Überschreitung der Brigelser Hörner In der Dunkelheit stolpern wir über Moränenblöcke der trutzigen Westwand des Cavestrau grond und des Crap grond entgegen. Schafwege führen auf und ab zu einer breiten Geröllrinne. An den gegenüberliegenden dunklen Felsgipfeln des Piz Ner, Piz Curtin scarvon Giacken, Piz Scantschallas und Piz Posta bialla zündet bald die Sonne, während wir noch stundenlang im Schattenreich zu wandern haben. Wandern — jawohl, wenn man das mühsame Aufwärtsschinden im beweglichen Schutt so nennen will, dann das Kleben im ungünstig geschichteten Plattenpanzer und die Bezwingung des etwa 80 m hohen Kamins daneben, dessen Steinschlagsegen uns auch nicht so rosig stimmte, wie es der herrliche Tag und die stets wundervolleren Ausblicke verdient hätten. Es haben sich uns noch drei Kameraden von der Sektion Tödi angeschlossen, was die Kletterei — zu fünft — ziemlich zeitraubend gestaltet. Wir brauchen sechs Stunden bis zur Gratlücke nördlich des Cavestrau grond. Der Gipfel des Crap grond ist über den breiten Grat in wenigen Minuten mühelos erreicht. Die Schau in die Runde erquickt unsere flügellahmen Seelen wieder, denn nun stehen wir im Sonnenreich und erleben andachtsvoll das Sonntagsglück der Berge.

Gewaltig dräut über uns der finstere Turm des Cavestrau grond. Wir machten den Fehler, dass wir von seinem Nordfuss aus die jähe Wand, bestehend aus hartem Eis und faulsten Felsen, waagrecht bis zur Cavestrau-lücke hinüber querten. Die Hackerei beanspruchte allein eine volle Stunde. Und im allerobersten Teil des schneidigen, aber unschwierigen Nordostgrates zwang uns eine tückische Scharte unvermutet zu einem Abseilmanöver. Schon drängte die Zeit; wir eilten wieder hinab und hinauf zum zahmen Gipfel des Cavestrau pin.
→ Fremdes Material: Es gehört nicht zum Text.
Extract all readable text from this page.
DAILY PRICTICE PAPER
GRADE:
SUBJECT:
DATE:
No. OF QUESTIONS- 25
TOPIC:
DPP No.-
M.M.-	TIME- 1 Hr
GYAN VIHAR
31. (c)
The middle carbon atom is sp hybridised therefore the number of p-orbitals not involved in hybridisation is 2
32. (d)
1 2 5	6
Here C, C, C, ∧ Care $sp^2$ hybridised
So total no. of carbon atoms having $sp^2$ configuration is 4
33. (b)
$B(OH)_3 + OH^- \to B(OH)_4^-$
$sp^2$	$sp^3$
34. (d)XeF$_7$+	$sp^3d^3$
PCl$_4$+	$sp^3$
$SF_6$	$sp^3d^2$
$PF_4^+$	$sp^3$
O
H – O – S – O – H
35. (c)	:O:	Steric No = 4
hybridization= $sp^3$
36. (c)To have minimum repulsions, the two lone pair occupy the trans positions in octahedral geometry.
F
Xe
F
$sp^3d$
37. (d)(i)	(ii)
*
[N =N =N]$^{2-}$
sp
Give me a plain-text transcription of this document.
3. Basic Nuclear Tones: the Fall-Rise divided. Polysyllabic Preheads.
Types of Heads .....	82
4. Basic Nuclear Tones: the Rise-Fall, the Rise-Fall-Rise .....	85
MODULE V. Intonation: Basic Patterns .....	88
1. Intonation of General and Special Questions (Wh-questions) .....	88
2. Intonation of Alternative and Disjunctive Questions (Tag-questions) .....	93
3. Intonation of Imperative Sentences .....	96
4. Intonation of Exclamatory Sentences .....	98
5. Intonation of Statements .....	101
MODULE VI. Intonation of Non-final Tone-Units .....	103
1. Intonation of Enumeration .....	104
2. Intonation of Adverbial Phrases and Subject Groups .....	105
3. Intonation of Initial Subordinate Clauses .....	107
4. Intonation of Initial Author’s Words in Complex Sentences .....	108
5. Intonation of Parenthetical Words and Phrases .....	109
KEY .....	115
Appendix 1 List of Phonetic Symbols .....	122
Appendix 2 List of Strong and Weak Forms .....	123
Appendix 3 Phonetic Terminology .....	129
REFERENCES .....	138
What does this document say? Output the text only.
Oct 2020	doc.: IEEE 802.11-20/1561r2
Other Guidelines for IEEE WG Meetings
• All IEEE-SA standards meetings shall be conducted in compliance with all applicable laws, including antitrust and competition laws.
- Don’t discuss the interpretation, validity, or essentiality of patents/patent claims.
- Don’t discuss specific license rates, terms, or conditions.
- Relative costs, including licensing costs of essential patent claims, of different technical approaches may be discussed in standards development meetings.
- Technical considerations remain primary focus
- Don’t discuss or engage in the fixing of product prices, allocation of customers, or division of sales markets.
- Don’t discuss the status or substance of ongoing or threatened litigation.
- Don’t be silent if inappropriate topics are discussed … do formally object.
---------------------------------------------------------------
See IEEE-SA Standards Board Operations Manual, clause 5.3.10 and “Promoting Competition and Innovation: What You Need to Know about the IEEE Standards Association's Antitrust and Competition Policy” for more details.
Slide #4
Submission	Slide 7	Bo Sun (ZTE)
Von ihm fällt der sehr brüchige Ostgrat steil ab zum Nordgipfel des Piz Tumbif. Es ist eine Freude zu klettern, wenn man es mit einigermassen solidem Gestein zu tun hat. Aber hier war solches wirklich rar, die Flanken, die oft benützt werden mussten, geradezu bedenklich faul. Vielleicht weiss ein Ortskundiger einen bessern Weg, als wir ihn einschlugen. Es dauerte Stunden, bis wir den Piz Tumbif Nord erreichten, der nur wenig aus seinem Gletscher herausragt. Als wir um 18 Uhr bei ihm landeten, hatten alle vom Klettern und Kleben für einmal genug. Aber der Ostgrat und endlich der kleine, steilabfallende Gletscher gaben uns nochmals zu schaffen. Aufatmend konnten wir drunten am Bach uns vom Seil lösen und den brennenden Durst löschen.

Wahrhaft selig und unbeschwert wandert sich 's sodann nach all den Strapazen in der Abendsonne talwärts über den Sammetteppich der ausgedehnten Weiden! Mit einemmal kommen die freundlichen Häuser von Brigels in Sicht — da jauchzen wir freudig auf und streben ihnen mit möglichster Beschleunigung entgegen.

In der heimeligen Gaststube der « Fausta Capaul » war dann gut sein! Beim purpurnen Veltliner versöhnten wir uns bald mit dem Tag und seinen dornenvollen Strapazen. Und als draussen der Mond die Bergwelt taghell erleuchtete und des Dorfbrunnens Lied durchs Fenster silberte, da erlebte ich vor dem Einschlummern die Brigelser Hörner noch einmal.